The other challenge, as I've alluded to above, was working out what we (they) wanted to say about the concept of "international students" and how they wanted to answer the "so what?" question about defining "international students." One challenge related to this was getting them to see (and express in writing) the idea that different definitions might be more or less applicable or appropriate to different situations. While, for instance, the definitions in Clark's article might be applicable for people who want to compile statistics about student mobility, they might not be appropriate for other situations. That doesn't make them "wrong," necessarily (this was something that came up in early drafts when some students characterized the definitions as incorrect), just not useful for all situations.  I think most students seemed to be able to see and express this distinction by the end. The other part to this challenge was helping students to express their own purpose for (re)defining the term. Meeting this challenge required getting them to envision a different audience--going beyond seeing this as an assignment where I was the only audience (or at least the only one that counted). I think They Say / I Say helped with this, though I probably need to emphasize it more in class next time around.

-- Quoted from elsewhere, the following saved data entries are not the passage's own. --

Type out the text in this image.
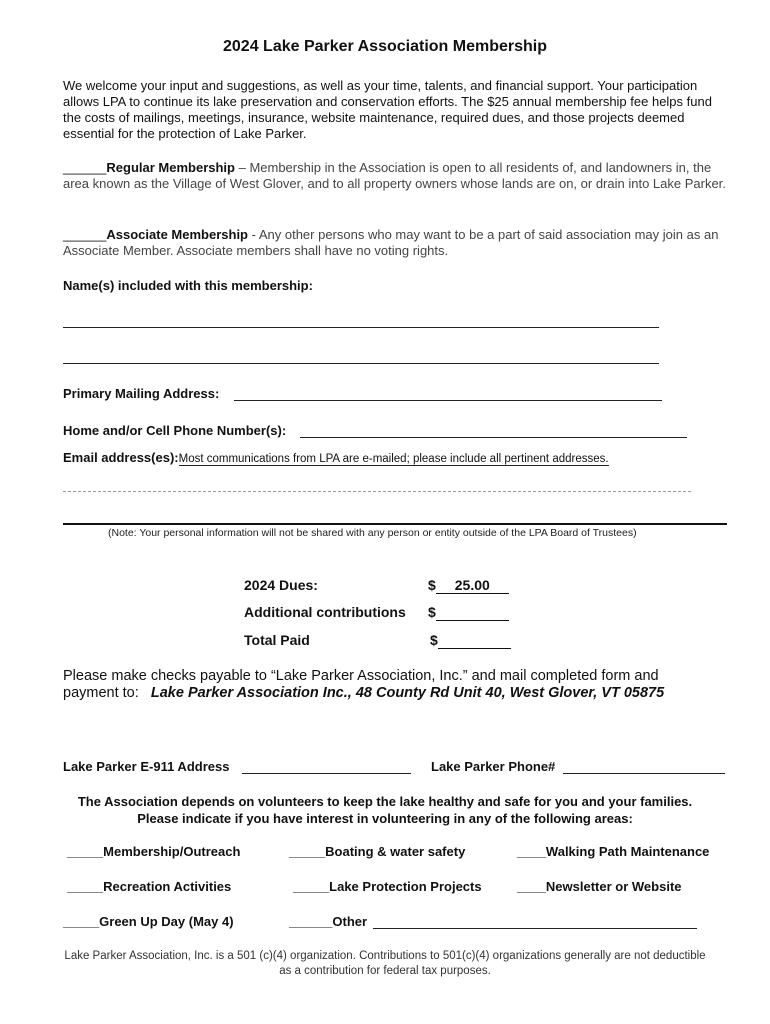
2024 Lake Parker Association Membership
We welcome your input and suggestions, as well as your time, talents, and financial support. Your participation allows LPA to continue its lake preservation and conservation efforts. The $25 annual membership fee helps fund the costs of mailings, meetings, insurance, website maintenance, required dues, and those projects deemed essential for the protection of Lake Parker.
______Regular Membership – Membership in the Association is open to all residents of, and landowners in, the area known as the Village of West Glover, and to all property owners whose lands are on, or drain into Lake Parker.
______Associate Membership - Any other persons who may want to be a part of said association may join as an Associate Member. Associate members shall have no voting rights.
Name(s) included with this membership:
Primary Mailing Address:
Home and/or Cell Phone Number(s):
Email address(es):Most communications from LPA are e-mailed; please include all pertinent addresses.
(Note: Your personal information will not be shared with any person or entity outside of the LPA Board of Trustees)
2024 Dues:	$ 25.00
Additional contributions $
Total Paid	$
Please make checks payable to “Lake Parker Association, Inc.” and mail completed form and
payment to: Lake Parker Association Inc., 48 County Rd Unit 40, West Glover, VT 05875
Lake Parker E-911 Address	Lake Parker Phone#
The Association depends on volunteers to keep the lake healthy and safe for you and your families.
Please indicate if you have interest in volunteering in any of the following areas:
_____Membership/Outreach	_____Boating & water safety	____Walking Path Maintenance
_____Recreation Activities	_____Lake Protection Projects	____Newsletter or Website
_____Green Up Day (May 4)	______Other
Lake Parker Association, Inc. is a 501 (c)(4) organization. Contributions to 501(c)(4) organizations generally are not deductible as a contribution for federal tax purposes.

There were a few interesting points that came out of the students' writing, and I'm just going to list some of them to end this (already too long) post:
  • A number of students (probably more than I've had in previous multilingual sections of FYW) were either U.S. citizens or long-term residents. A couple were U.S. citizens, but because they had lived abroad for most of their lives, they were classed by my school as "international students" (something that might not have happened at other schools, as they discovered). I had mixed feelings about asking them to define "international students" because I was afraid that they would think I saw them all as international students (or worse, "foreigners"). But I think, on the other hand, that there's a value to asking them to do this because whether they think about themselves in this way or not, there are probably other people (such as domestic students, faculty, administration, etc.) who would view them as "international" in some way or another.
  • The students took some interesting approaches to defining the term. Quite a few focused at least in part on the distinction between "international" and "foreign," mostly because Clark's article does that. I didn't require them to focus on that distinction, though I think some students mistakenly assumed that it was part of the assignment. There were varying degrees of success in their attempts to make original distinctions between these terms, but a few did a very good job on this. One, in particular, looked at other collocations of the term "international" vs. "foreign" and pointed out the differences between characterizing a language as a "foreign" language and characterizing it as an "international" language, then extending that distinction to how students might be characterized as "foreign" or "international." 
  • We discovered that not everyone uses the terms "international students" and "foreign students" in the same way. (Surprise!) We found an article in the Boston Globe, for instance, in which the author uses the terms interchangeably, even referring, at one point, to "foreign international students." One of my students actually wrote to the article's author about this, getting her response that she wasn't distinguishing between "foreign" and "international."
I'll write later about the final assignment for this class, in which I asked students to contribute to public online discussion of our university's long-term academic plan.